On September 30, during the Third Global Symposium on Health Systems Research in Cape Town, I was asked, at very short notice, to speak briefly on a panel hosted by Columbia University, Averting Maternal Death and Disability Program and Public Health Foundation of India.

The discussion that ensued was rich and insightful. It emerged that although nearly all countries have good policies regarding recruitment, posting, and transfers for health workers and health service managers, the practice often deviates significantly from policy. Depending on the context, these deviations can undermine the stated goals of the health system, including Universal Health Coverage (UHC). Poor practice occurs when existing systems are distorted and health care workers are not posted or transferred to the areas where they are most needed, when they are posted or transferred in a disrespectful or punitive way, or when they are denied opportunities for growth and self-determination.

Additionally, poor posting and transfer practice can be driven by the personal wishes of the transferee or the transferor, or stem from overall weaknesses in the human resource management system. Transferees may have a preference in where they work, and thus use social or patronage networks or bribery to get what they want. Transferors may respond to these requests, or they may generate a transfer for their own reasons, including dissatisfaction with health care worker performance.

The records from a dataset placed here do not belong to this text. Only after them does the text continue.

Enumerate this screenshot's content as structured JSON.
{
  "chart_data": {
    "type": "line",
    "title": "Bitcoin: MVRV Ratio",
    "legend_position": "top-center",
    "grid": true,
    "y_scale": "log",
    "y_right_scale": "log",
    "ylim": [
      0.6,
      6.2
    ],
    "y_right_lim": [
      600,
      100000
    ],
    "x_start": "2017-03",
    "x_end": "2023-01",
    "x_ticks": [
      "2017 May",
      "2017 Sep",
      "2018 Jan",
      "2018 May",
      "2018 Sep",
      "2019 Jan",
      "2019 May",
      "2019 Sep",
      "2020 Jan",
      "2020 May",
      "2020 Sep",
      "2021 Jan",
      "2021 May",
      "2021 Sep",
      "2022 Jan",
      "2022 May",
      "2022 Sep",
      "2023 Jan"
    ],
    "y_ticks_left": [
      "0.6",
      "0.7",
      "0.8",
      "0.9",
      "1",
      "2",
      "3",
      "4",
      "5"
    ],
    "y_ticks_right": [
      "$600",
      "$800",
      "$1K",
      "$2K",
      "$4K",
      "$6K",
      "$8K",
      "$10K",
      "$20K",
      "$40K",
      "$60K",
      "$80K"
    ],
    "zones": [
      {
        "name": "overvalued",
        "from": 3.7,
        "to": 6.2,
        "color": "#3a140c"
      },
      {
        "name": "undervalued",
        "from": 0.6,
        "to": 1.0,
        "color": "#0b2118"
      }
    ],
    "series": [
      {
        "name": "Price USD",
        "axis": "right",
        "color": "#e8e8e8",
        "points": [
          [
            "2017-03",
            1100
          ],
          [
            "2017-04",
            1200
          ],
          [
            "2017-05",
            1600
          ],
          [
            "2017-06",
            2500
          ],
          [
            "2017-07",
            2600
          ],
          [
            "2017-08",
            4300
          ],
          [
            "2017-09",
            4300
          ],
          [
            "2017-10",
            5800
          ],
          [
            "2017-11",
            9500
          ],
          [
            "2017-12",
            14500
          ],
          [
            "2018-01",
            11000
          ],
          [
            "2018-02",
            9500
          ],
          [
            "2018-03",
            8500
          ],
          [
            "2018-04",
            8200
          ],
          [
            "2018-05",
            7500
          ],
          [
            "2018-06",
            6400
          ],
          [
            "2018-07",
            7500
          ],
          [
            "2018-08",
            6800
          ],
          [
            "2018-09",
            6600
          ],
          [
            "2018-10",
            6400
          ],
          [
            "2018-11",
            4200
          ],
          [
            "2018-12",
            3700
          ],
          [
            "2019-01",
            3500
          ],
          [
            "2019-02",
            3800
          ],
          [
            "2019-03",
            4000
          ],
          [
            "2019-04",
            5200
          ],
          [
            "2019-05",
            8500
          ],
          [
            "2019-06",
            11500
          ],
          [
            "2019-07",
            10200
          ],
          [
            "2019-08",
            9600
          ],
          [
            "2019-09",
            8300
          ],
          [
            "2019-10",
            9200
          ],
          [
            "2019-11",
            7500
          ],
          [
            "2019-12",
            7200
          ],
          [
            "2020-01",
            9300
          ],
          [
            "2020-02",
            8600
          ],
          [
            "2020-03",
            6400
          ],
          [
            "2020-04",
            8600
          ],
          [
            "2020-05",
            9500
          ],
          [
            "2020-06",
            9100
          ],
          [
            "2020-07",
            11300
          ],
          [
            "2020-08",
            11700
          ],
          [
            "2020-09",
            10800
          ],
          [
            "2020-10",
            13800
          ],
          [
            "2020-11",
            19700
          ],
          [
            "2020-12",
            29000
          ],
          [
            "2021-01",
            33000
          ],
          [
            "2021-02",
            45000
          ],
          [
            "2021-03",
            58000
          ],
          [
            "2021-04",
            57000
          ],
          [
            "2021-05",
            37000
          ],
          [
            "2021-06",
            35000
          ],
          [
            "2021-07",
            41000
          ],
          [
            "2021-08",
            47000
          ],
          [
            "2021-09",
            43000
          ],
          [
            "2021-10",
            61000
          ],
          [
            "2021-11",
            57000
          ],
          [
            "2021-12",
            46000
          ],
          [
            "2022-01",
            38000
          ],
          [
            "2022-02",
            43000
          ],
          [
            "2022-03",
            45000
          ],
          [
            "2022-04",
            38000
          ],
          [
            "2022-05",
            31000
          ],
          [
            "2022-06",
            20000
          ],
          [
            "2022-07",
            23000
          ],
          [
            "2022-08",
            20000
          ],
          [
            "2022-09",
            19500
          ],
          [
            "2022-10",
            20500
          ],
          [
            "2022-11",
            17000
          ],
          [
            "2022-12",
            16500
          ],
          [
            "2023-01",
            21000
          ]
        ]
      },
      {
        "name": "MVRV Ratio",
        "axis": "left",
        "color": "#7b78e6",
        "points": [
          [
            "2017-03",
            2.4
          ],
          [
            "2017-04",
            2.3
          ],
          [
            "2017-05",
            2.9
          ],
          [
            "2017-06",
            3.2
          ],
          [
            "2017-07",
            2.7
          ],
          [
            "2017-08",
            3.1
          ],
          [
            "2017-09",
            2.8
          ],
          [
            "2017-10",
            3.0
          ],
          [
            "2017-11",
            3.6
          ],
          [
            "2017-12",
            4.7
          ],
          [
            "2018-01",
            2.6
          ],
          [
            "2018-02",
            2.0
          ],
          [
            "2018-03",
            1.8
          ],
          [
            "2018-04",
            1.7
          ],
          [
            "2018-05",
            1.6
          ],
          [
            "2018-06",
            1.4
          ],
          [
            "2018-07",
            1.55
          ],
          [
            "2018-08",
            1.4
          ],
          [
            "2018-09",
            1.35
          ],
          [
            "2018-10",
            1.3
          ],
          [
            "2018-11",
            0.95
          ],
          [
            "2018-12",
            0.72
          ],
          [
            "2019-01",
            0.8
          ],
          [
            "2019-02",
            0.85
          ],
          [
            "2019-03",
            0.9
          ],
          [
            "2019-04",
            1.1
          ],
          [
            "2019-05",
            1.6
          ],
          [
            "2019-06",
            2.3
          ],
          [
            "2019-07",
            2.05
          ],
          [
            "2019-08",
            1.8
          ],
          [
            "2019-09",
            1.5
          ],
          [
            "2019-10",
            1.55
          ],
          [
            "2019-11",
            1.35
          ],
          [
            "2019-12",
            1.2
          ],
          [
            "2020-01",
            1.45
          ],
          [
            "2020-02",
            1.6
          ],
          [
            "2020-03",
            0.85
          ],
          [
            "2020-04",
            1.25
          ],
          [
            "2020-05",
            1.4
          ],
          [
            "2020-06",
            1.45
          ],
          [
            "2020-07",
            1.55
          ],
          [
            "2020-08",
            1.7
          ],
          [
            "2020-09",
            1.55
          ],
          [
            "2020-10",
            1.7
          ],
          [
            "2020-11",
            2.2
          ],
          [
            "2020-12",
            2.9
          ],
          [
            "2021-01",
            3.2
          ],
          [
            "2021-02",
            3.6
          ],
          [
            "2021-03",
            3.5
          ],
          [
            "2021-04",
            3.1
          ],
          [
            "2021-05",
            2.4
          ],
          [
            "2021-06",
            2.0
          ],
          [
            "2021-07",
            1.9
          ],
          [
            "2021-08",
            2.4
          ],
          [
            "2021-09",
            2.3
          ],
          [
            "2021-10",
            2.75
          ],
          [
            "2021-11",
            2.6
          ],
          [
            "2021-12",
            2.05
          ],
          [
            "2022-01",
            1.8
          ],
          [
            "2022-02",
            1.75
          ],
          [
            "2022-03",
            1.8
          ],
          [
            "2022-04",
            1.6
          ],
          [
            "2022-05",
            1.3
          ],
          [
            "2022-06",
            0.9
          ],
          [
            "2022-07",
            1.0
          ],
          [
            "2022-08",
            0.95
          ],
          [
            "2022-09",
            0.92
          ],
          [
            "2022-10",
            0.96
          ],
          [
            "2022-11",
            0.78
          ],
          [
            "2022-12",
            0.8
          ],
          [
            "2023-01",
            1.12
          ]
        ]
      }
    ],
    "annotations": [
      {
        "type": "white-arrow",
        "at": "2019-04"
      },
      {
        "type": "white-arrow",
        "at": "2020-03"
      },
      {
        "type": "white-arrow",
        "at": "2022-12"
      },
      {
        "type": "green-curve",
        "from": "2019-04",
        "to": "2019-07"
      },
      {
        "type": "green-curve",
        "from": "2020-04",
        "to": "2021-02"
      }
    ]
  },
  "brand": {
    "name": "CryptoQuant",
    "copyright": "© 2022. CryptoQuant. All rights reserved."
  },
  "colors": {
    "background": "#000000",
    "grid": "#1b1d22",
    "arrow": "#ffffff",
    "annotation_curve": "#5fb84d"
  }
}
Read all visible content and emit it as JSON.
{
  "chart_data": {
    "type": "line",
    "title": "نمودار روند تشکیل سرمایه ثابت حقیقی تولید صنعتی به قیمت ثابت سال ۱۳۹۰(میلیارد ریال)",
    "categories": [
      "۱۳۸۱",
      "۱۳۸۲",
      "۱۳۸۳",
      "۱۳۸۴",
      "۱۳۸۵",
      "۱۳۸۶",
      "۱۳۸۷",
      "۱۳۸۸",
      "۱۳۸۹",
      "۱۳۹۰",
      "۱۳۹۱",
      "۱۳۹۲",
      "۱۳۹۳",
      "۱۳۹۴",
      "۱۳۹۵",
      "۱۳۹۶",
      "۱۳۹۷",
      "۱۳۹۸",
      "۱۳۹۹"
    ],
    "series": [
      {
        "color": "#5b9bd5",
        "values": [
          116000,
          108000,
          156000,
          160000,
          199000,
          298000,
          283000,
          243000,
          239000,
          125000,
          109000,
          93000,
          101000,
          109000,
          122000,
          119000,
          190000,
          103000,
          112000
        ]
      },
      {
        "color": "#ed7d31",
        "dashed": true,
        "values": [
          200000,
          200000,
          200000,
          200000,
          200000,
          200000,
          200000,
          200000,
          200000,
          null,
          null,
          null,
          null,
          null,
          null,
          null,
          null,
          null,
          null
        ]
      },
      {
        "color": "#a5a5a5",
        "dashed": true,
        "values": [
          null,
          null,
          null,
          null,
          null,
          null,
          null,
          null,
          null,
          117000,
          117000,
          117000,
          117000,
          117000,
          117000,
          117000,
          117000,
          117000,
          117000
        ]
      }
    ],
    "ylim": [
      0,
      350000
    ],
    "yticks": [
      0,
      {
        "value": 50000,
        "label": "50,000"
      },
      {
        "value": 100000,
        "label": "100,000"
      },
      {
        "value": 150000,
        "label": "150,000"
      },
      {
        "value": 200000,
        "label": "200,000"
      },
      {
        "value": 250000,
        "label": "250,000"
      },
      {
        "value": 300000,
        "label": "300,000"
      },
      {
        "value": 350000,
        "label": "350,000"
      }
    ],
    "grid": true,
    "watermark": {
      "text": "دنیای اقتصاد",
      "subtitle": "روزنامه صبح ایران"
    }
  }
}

The state of Tamil Nadu in India has managed to streamline its posting and transfer policies and practices and make them responsive to the needs of service delivery and population health goals.

Kenya, Malawi, Senegal and Namibia have also tried to implement various forms of emergency programs and special measures to create fair, transparent and fit for purpose systems to post and transfer HCW. In the long term, however, a comprehensive national level reform is required. This reform should be implemented in phases and guided by tools of political economic analysis and qualitative analysis on the governance challenges that are often co- associated with posting and transfer practices.

Ummuro Adano is the Global Technical Lead for Human Resources for Health (HRH) at MSH.